In previous scenes with Mary, I felt myself consciously trying not to identify with Gerri and Tom's outlook on the scene, but it was here, at the dining room table with Joe, Katie, Gerri and Tom, that I finally could not help taking glances at Gerri across the table. Gerri was her most likable in the scene that immediately followed this one, where she and Tom discussed Mary's horrible behavior and when Gerri said that it was "very upsetting," I believed her, and saw that she was a really good person, not just a person pretending to be a really good person.
I wonder if this movie doesn't serve as a kind of Rorschach test to determine one's attitude towards winners and losers. I am sure there are people I know who identified and sympathized with Gerri from beginning until end, but after everything, and maybe because of the mesmerizing performance of Lesley Manville, my alliances never really changed.

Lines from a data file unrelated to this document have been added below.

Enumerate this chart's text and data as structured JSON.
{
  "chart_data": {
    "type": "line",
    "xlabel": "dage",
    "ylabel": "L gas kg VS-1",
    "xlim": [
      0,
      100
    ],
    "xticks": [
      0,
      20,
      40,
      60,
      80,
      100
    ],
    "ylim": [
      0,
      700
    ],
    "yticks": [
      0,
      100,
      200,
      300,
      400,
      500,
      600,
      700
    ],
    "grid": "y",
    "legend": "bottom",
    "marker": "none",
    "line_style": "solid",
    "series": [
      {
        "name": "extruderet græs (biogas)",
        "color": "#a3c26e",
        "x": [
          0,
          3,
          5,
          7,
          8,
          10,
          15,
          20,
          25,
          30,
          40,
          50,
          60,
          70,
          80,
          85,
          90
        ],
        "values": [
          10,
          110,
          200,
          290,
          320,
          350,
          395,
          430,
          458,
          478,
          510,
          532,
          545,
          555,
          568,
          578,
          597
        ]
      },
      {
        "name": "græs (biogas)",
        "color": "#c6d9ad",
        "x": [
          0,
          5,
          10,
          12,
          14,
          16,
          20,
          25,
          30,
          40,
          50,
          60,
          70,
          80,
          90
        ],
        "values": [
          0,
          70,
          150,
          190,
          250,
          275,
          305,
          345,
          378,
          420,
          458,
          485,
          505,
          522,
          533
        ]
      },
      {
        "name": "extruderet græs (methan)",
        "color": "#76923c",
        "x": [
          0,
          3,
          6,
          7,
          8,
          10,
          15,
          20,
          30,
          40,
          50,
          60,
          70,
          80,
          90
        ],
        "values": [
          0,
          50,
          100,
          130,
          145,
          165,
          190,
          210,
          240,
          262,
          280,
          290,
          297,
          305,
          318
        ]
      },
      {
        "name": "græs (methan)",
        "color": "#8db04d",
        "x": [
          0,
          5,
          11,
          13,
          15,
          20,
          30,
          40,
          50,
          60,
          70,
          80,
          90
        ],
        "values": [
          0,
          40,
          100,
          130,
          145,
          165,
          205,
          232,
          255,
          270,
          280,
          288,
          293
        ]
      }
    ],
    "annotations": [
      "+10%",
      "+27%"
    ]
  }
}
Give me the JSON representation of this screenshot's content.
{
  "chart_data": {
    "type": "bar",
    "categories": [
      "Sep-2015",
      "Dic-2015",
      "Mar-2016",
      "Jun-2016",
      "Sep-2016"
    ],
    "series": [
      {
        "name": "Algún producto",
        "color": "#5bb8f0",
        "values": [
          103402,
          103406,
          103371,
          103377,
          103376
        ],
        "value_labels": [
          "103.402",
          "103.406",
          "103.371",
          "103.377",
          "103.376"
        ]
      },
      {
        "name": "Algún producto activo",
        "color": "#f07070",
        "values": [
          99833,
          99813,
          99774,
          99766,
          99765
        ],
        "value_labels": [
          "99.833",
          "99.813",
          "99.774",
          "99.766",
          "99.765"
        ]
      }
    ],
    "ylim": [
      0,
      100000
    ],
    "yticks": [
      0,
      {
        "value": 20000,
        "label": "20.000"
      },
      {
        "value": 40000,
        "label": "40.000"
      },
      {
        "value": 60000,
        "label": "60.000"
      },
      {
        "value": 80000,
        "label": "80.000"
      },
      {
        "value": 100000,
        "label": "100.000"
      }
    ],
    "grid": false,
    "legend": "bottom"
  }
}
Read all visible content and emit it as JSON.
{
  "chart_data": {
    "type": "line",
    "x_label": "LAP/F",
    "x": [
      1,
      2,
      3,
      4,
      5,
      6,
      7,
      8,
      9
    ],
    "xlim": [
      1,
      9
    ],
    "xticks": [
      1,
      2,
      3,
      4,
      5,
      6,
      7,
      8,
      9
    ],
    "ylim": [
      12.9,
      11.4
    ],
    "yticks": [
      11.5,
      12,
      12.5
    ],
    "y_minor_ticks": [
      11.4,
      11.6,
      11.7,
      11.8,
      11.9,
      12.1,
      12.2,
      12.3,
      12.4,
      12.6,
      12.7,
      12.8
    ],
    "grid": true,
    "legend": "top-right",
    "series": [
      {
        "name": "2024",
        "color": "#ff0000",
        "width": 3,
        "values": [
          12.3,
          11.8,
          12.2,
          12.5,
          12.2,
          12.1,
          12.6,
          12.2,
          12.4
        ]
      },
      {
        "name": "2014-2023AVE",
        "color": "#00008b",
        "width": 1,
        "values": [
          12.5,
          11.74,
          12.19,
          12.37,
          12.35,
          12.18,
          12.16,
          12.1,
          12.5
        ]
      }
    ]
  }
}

I was still rooting for Mary until the very end, when Ronnie, Tom's just-widowed brother turns up as a last desperate romantic possibility. Even as the last final shot lingered on her sad face, and I knew that it was the last shot of the movie, I still found myself hoping against hope that there would be some kind of Woody Allen-esque coda, where we would see that Mary ended up running away with Ronnie to Majorca, where she once worked as a cocktail waitress, and suddenly discovering happiness in middle age. I've never watched a movie that has made me feel more emphatically that the key to happiness in life is simply having someone to be with. Especially in the last shot, as we watch Mary's sad face, listening to Tom's happy story of the seven months that he and Gerri spent traveling the world when they were young and newly in love, I had the sense that what Mary doesn't have in her life is exactly what Mike Leigh and we the audience are giving her at that very moment: we are bearing witness. It seems like so little, but for those who don't have it, it can be everything.